All composers are invited to participate in the final rehearsals and the premiere of their new piece, in Tucson, and are introduced to the audience, which has much appreciated this opportunity to meet a living composer. This is quite thrilling for all, including young audience members and those who attend rehearsals during the festival and witness the interaction between composer and musicians. The composers are also invited to have a seminar with the students of the composition department of the University of Arizona School of Music.
A display has been set up in the lobby of our concert hall showing pictures of all our composers, date of premiere, type of piece, musician(s) involved, names of sponsors, or listing availability and cost of sponsorship. It makes for a fascinating gallery and generates quite a lot of interest.

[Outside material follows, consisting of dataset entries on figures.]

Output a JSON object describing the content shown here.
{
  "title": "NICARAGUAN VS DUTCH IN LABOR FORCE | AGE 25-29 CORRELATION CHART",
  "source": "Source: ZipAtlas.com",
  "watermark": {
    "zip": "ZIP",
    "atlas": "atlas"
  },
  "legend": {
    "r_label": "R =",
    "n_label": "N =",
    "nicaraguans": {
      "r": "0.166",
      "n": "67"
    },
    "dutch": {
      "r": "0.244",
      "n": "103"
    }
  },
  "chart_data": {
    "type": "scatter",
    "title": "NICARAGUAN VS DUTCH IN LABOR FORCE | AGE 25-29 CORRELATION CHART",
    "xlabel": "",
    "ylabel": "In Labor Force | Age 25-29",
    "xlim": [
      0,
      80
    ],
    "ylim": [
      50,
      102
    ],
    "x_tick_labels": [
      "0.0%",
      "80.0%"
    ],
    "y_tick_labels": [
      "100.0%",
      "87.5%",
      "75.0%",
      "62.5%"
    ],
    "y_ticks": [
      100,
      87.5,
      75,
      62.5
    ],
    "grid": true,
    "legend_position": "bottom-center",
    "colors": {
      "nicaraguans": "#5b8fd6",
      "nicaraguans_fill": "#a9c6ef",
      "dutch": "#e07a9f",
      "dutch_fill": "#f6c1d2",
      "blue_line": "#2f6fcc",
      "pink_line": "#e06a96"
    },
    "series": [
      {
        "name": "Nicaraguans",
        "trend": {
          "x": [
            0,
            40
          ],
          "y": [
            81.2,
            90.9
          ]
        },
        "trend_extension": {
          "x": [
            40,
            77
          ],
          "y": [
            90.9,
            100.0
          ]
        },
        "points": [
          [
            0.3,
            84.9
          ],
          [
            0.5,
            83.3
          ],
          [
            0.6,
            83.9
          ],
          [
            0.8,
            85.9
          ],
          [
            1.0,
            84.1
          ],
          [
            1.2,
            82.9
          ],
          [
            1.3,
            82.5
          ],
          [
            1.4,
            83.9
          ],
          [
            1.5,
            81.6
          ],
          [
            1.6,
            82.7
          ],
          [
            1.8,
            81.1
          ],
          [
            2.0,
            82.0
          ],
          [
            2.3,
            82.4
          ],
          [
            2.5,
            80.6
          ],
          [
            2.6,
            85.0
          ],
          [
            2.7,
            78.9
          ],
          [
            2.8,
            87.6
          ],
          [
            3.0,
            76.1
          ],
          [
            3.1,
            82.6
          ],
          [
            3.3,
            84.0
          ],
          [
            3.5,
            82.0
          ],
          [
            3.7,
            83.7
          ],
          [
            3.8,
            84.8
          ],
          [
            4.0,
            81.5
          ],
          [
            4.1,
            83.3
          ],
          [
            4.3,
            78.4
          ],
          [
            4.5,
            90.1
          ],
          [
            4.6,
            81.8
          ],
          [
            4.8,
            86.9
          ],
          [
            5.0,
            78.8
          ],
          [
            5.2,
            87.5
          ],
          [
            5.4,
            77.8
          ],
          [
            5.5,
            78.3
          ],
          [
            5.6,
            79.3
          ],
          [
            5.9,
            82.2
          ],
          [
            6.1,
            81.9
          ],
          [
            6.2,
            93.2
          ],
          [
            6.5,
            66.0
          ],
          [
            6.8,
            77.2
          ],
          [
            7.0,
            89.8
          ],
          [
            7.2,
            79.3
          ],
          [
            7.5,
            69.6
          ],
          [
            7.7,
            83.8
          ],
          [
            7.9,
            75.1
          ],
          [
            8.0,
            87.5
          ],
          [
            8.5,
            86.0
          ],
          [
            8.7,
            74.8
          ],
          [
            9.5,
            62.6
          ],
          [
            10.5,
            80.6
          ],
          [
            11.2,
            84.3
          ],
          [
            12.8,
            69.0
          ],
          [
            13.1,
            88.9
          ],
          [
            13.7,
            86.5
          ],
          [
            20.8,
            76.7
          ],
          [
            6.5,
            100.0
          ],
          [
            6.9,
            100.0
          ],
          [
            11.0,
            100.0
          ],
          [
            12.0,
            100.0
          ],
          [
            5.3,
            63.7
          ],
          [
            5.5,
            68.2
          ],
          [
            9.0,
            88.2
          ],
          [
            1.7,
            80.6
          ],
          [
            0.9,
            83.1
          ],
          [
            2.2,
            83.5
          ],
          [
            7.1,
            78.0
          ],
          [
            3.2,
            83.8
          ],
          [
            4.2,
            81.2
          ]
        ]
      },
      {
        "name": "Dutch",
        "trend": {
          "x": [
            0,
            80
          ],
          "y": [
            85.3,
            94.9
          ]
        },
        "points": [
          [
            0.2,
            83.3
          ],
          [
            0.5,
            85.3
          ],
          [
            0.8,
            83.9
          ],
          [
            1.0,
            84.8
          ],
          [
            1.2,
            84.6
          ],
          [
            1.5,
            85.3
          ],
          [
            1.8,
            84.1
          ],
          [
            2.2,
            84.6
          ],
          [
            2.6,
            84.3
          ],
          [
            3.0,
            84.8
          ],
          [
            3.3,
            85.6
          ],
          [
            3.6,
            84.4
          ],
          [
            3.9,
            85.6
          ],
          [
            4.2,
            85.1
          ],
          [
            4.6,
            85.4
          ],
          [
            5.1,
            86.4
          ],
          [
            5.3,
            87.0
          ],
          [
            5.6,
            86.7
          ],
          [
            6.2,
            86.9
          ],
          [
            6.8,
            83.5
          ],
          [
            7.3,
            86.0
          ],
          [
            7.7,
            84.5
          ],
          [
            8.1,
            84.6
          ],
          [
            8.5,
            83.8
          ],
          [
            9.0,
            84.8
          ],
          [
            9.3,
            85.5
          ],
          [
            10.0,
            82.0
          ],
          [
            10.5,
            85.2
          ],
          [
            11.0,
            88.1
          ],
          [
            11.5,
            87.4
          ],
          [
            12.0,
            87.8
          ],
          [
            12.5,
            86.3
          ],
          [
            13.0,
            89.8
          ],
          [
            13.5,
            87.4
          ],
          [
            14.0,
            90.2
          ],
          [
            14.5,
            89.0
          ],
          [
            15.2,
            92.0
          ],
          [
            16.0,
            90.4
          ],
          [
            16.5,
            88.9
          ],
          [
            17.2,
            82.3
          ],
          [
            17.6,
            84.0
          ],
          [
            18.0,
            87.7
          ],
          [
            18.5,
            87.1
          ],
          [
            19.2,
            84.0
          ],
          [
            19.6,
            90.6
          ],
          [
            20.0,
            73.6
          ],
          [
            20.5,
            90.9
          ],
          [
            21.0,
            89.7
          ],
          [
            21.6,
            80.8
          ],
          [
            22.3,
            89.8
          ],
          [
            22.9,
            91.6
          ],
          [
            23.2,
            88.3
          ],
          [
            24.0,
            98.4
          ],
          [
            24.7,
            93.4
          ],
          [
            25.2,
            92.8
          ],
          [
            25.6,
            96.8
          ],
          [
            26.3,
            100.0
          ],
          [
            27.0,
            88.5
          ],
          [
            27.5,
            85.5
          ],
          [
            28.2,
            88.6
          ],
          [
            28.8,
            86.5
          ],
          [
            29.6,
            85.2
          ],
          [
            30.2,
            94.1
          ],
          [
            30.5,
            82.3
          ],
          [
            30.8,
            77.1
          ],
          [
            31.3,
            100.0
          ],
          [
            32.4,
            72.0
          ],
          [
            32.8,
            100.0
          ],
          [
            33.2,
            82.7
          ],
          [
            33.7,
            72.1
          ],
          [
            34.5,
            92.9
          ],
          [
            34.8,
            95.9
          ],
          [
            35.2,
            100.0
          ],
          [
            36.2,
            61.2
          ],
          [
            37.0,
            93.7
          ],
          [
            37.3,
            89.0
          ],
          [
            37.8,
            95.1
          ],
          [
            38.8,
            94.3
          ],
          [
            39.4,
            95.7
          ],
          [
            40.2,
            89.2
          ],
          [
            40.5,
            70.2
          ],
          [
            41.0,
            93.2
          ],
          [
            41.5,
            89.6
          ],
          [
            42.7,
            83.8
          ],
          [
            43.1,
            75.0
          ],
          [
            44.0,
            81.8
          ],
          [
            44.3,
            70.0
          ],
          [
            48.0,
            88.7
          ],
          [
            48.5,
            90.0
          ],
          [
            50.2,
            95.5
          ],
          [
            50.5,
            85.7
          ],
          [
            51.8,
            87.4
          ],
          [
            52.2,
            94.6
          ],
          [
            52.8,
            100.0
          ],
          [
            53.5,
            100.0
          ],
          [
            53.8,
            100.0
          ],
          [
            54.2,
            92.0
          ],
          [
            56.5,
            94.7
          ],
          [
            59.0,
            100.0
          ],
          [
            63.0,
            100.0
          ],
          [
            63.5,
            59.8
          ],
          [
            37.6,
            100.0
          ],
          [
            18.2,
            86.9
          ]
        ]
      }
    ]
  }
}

We are told repeatedly by musicians touring through Tucson that they have no knowledge of any other chamber music society in the U.S. or in Europe with a similar commissioning program: functioning on a regular basis, with such a significant number of commissions, and with sponsorship entirely by the audience, without any outside source of funding. For the AFCM, it has been the natural outgrowth of the very close relationship we have always cultivated with our audience. They are fully aware of the risk involved-the commissioned works can't all turn out to be masterpieces, they won't all become a staple of the repertoire-but they also know that we exercise extreme care in the selection process and devote a lot of hard work to it. They understand that "this is the way many enduring masterpieces come into the world, and that they can leave behind something for the generations to follow," as Dan Buckley put it in the Tucson Citizen. It is their shot at immortality, or, at least, their opportunity to be exposed to what is going on today in chamber music, to participate in it through sponsorship, and so to help shape it for the future. We cannot emphasize enough how truly extraordinary and generous our audience is for making possible such a significant contribution to tomorrow's chamber music. We hope that other chamber music societies will be inspired to join the effort and improve on it.